Enfin, la crise sanitaire a mis en évidence l'importance de l'accompagnement humain des chefs d'entreprise. Les CCI et les CMA ont contribué à la mise en place d'un soutien psychologique aux entrepreneurs en difficulté, notamment par le biais d'un numéro vert national et avec l'appui de l'association Aide psychologique aux entrepreneurs en souffrance aiguë.
Source : commission des finances, d'après les réponses de la DGE au questionnaire des rapporteurs spéciaux
La crise financière de 2008 illustre également cette fonction de relais. Dans le cadre de la Médiation du crédit aux entreprises, mise en place à l'automne 2008, les CCI ont été mobilisées comme interlocuteurs de proximité afin d'orienter les entreprises confrontées à des difficultés de financement et de les accompagner, le cas échéant, dans la préparation de leur saisine.
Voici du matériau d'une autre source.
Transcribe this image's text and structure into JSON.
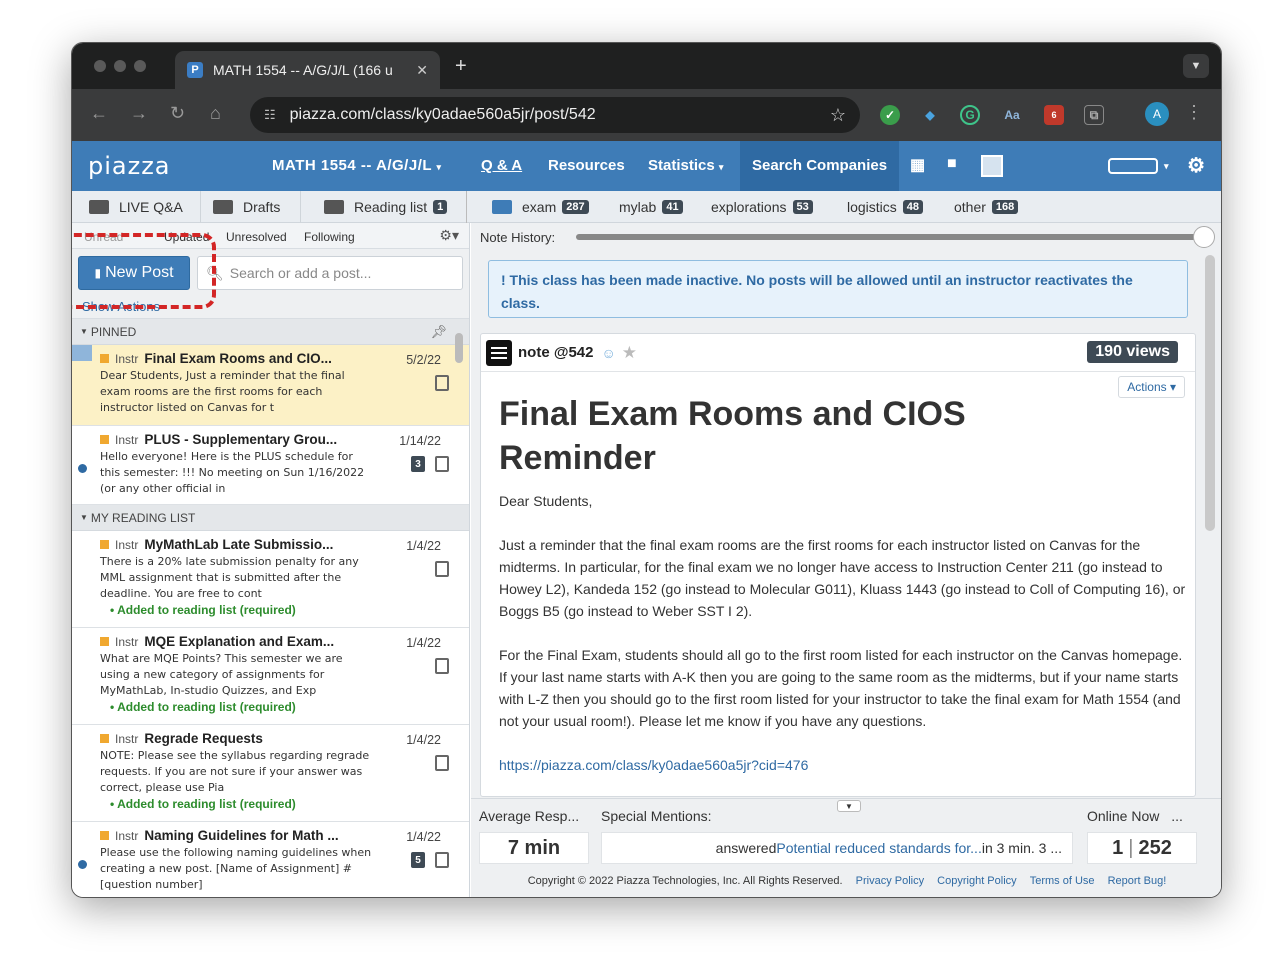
{
  "browser": {
    "tab_title": "MATH 1554 -- A/G/J/L (166 u",
    "tab_favicon": "P",
    "url": "piazza.com/class/ky0adae560a5jr/post/542",
    "profile_initial": "A",
    "ext_badge": "6"
  },
  "header": {
    "logo": "piazza",
    "class_name": "MATH 1554 -- A/G/J/L",
    "nav_qa": "Q & A",
    "nav_resources": "Resources",
    "nav_statistics": "Statistics",
    "nav_search_companies": "Search Companies"
  },
  "folders": {
    "live_qa": "LIVE Q&A",
    "drafts": "Drafts",
    "reading_list": "Reading list",
    "reading_list_count": "1",
    "tags": [
      {
        "name": "exam",
        "count": "287"
      },
      {
        "name": "mylab",
        "count": "41"
      },
      {
        "name": "explorations",
        "count": "53"
      },
      {
        "name": "logistics",
        "count": "48"
      },
      {
        "name": "other",
        "count": "168"
      }
    ]
  },
  "filters": {
    "unread": "Unread",
    "updated": "Updated",
    "unresolved": "Unresolved",
    "following": "Following"
  },
  "actions": {
    "new_post": "New Post",
    "search_placeholder": "Search or add a post...",
    "show_actions": "Show Actions"
  },
  "sections": {
    "pinned": "PINNED",
    "reading": "MY READING LIST"
  },
  "instr_label": "Instr",
  "added_label": "Added to reading list (required)",
  "posts": [
    {
      "title": "Final Exam Rooms and CIO...",
      "date": "5/2/22",
      "body": "Dear Students, Just a reminder that the final exam rooms are the first rooms for each instructor listed on Canvas for t"
    },
    {
      "title": "PLUS - Supplementary Grou...",
      "date": "1/14/22",
      "body": "Hello everyone! Here is the PLUS schedule for this semester: !!! No meeting on Sun 1/16/2022 (or any other official in",
      "badge": "3"
    },
    {
      "title": "MyMathLab Late Submissio...",
      "date": "1/4/22",
      "body": "There is a 20% late submission penalty for any MML assignment that is submitted after the deadline. You are free to cont"
    },
    {
      "title": "MQE Explanation and Exam...",
      "date": "1/4/22",
      "body": "What are MQE Points? This semester we are using a new category of assignments for MyMathLab, In-studio Quizzes, and Exp"
    },
    {
      "title": "Regrade Requests",
      "date": "1/4/22",
      "body": "NOTE: Please see the syllabus regarding regrade requests. If you are not sure if your answer was correct, please use Pia"
    },
    {
      "title": "Naming Guidelines for Math ...",
      "date": "1/4/22",
      "body": "Please use the following naming guidelines when creating a new post. [Name of Assignment] #[question number]",
      "badge": "5"
    }
  ],
  "note_history": "Note History:",
  "inactive_msg": "! This class has been made inactive. No posts will be allowed until an instructor reactivates the class.",
  "note": {
    "label": "note @542",
    "views": "190 views",
    "actions": "Actions",
    "title": "Final Exam Rooms and CIOS Reminder",
    "greeting": "Dear Students,",
    "para1": "Just a reminder that the final exam rooms are the first rooms for each instructor listed on Canvas for the midterms. In particular, for the final exam we no longer have access to Instruction Center 211 (go instead to Howey L2), Kandeda 152 (go instead to Molecular G011), Kluass 1443 (go instead to Coll of Computing 16), or Boggs B5 (go instead to Weber SST I 2).",
    "para2": "For the Final Exam, students should all go to the first room listed for each instructor on the Canvas homepage. If your last name starts with A-K then you are going to the same room as the midterms, but if your name starts with L-Z then you should go to the first room listed for your instructor to take the final exam for Math 1554 (and not your usual room!). Please let me know if you have any questions.",
    "link": "https://piazza.com/class/ky0adae560a5jr?cid=476"
  },
  "stats": {
    "avg_label": "Average Resp...",
    "avg_value": "7 min",
    "mentions_label": "Special Mentions:",
    "mention_prefix": "answered ",
    "mention_link": "Potential reduced standards for...",
    "mention_suffix": " in 3 min. 3 ...",
    "online_label": "Online Now",
    "online_more": "...",
    "online_now": "1",
    "online_total": "252"
  },
  "footer": {
    "copyright": "Copyright © 2022 Piazza Technologies, Inc. All Rights Reserved.",
    "privacy": "Privacy Policy",
    "copyright_policy": "Copyright Policy",
    "terms": "Terms of Use",
    "report": "Report Bug!"
  },
  "colors": {
    "piazza_blue": "#3e7cb7",
    "selected_post": "#fcf1c6",
    "highlight_dash": "#d32626"
  }
}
Les CCI peuvent également être mobilisées en cas d'événements affectant directement l'activité économique locale. À la suite du cyclone Chido à Mayotte, en décembre 2024, CCI France et la CCI de Nantes Saint-Nazaire ont contribué au déploiement de la cellule d'appui aux entreprises. Après la mise en place d'un numéro vert, le centre de relations clients de la CCI a pris en charge les appels concernés et a été sollicité à 433 reprises. De même, en 2023, dans un contexte marqué par d'importants troubles à l'ordre public à Marseille, les CCI de la région Provence-Alpes-Côte d'Azur ont relayé les dispositifs déployés par le conseil régional et la métropole Aix-Marseille-Provence.
Ces exemples confirment que la valeur ajoutée des réseaux consulaires en période de crise tient moins à la conception des dispositifs publics qu'à leur capacité à les rendre accessibles aux entreprises. Leur maillage territorial, leur connaissance des tissus économiques locaux et leur rôle d'interlocuteur de proximité leur permettent de relayer rapidement les informations utiles, d'orienter les dirigeants vers les dispositifs adaptés et de contribuer à la continuité de l'accompagnement économique.
* 24 Le graphène est un matériau composé d'une seule couche d'atomes de carbone, à la fois très léger, très résistant et très conducteur, utilisé pour améliorer des produits comme les batteries, les capteurs, les revêtements, les composites ou certains composants électroniques.